Although you no longer have contact with any of your siblings, you are fortunate to still enjoy the support of your mother, who has attended court over a long period of time. She and your partner visit you in custody. Their support will be important when you are eventually released from custody.
However, your rehabilitation prospects – including your prospects of employment and of not committing further offences – are guarded, and very much dependent on whether you are able to address your drug addiction problems (something you have so far been unable to do upon previous releases from custody, or under supervision in the community).
Your bail was revoked on 11 October 2018, after the jury returned their verdicts. Since December 2018, you have been held in a management unit at the Metropolitan Remand Centre at your request, due to threats that were made against you after another prisoner found out details of your offending. For the past three months, whilst in protection, you have only been allowed out of your cell for between one and three hours per day, for the purposes of exercise or to perform your job of a billet assisting with cleaning and laundry duties. Whether or not you will continue to be held in protection after you are sentenced, and moved out of the MRC, remains to be seen. Even if you remain in some form of protection, based on correspondence received from Corrections Victoria, it is not possible to conclude that you are likely to continue to be held in a restrictive environment.
It is not known how long you were in the house before you confronted Ms Belmont in her bedroom, but there was a discrete period between breaking into the house and the next part of the offending. Because Ms Belmont was unconscious for some time, it is not possible to be precise as to the total period over which the offending in the bedroom took place; however, that period may have been up to half an hour. The attempted rape and indecent assault essentially occurred at the same time as each other, so I will only order a small amount of accumulation for the indecent assault. Although each of the offences was committed in the course of a single incident, they each involve separate criminality. There needs to be some accumulation between sentences to reflect that fact, whilst still having regard to the totality principle.
For charge 1, aggravated burglary, I sentence you to imprisonment of 8 years. I will treat that as the base sentence.
For charge 2, attempted rape, I sentence you to imprisonment of 3 years and 6 months. I order that 1 year of that sentence be accumulated on the base sentence.
For charge 3, indecent assault, I sentence you to imprisonment of 1 year. I order that 2 months of that sentence be accumulated on the base sentence.
For charge 4, causing injury intentionally, I sentence you to 3 years’ imprisonment.

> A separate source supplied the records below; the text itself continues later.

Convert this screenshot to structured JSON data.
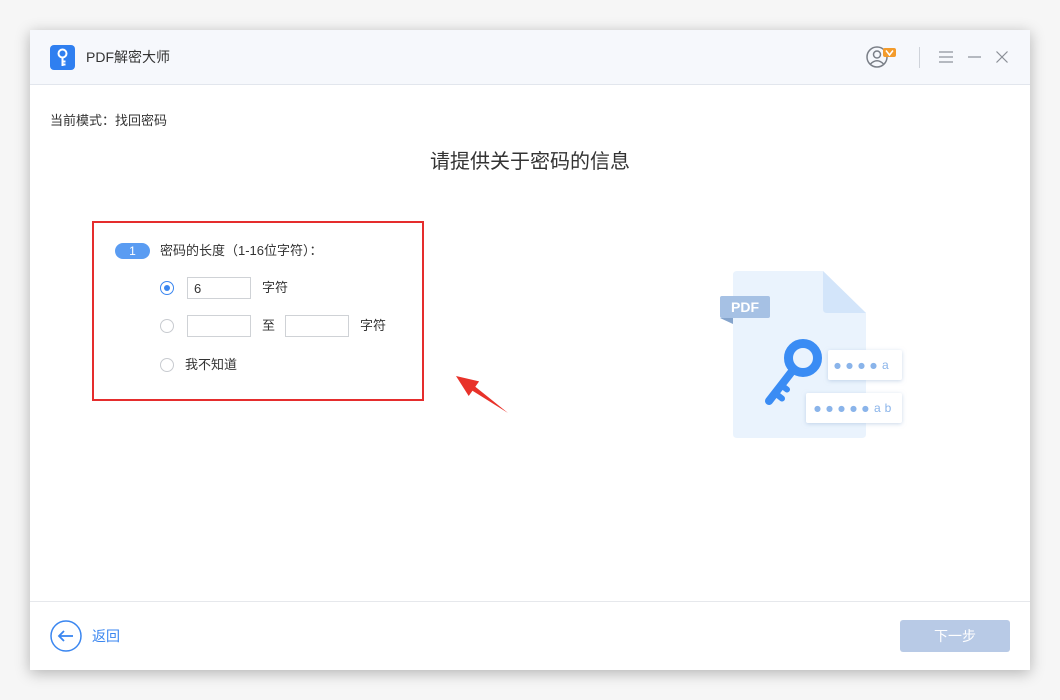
{
  "app": {
    "title": "PDF解密大师",
    "logo_icon": "key-icon"
  },
  "titlebar": {
    "account_icon": "user-icon",
    "badge_icon": "vip-badge-icon",
    "menu_icon": "menu-icon",
    "minimize_icon": "minimize-icon",
    "close_icon": "close-icon"
  },
  "mode": {
    "label": "当前模式：",
    "value": "找回密码"
  },
  "heading": "请提供关于密码的信息",
  "length_section": {
    "step": "1",
    "question": "密码的长度（1-16位字符）：",
    "options": [
      {
        "selected": true,
        "value": "6",
        "unit": "字符"
      },
      {
        "selected": false,
        "from": "",
        "separator": "至",
        "to": "",
        "unit": "字符"
      },
      {
        "selected": false,
        "label": "我不知道"
      }
    ]
  },
  "illustration": {
    "file_tag": "PDF",
    "password_hints": [
      {
        "mask": "●●●●",
        "chars": "a"
      },
      {
        "mask": "●●●●●",
        "chars": "ab"
      }
    ]
  },
  "footer": {
    "back_icon": "arrow-left-icon",
    "back_label": "返回",
    "next_label": "下一步",
    "next_enabled": false
  },
  "colors": {
    "accent": "#3a86f0",
    "highlight": "#e52d2d",
    "disabled_button": "#b8cae6",
    "step_badge": "#5a9cf2",
    "key": "#3a8cf4"
  }
}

I order that 1 year of that sentence be accumulated on the base sentence.
This makes a total effective sentence of 10 years and 2 months’ imprisonment.
I fix a period of 7 years as the period you must serve before you become eligible for parole.
Further, I declare that the period to be reckoned as already served under this sentence is 162 days, not including today's date. I direct that there be noted in the records of the court the fact that such declaration was made and its details.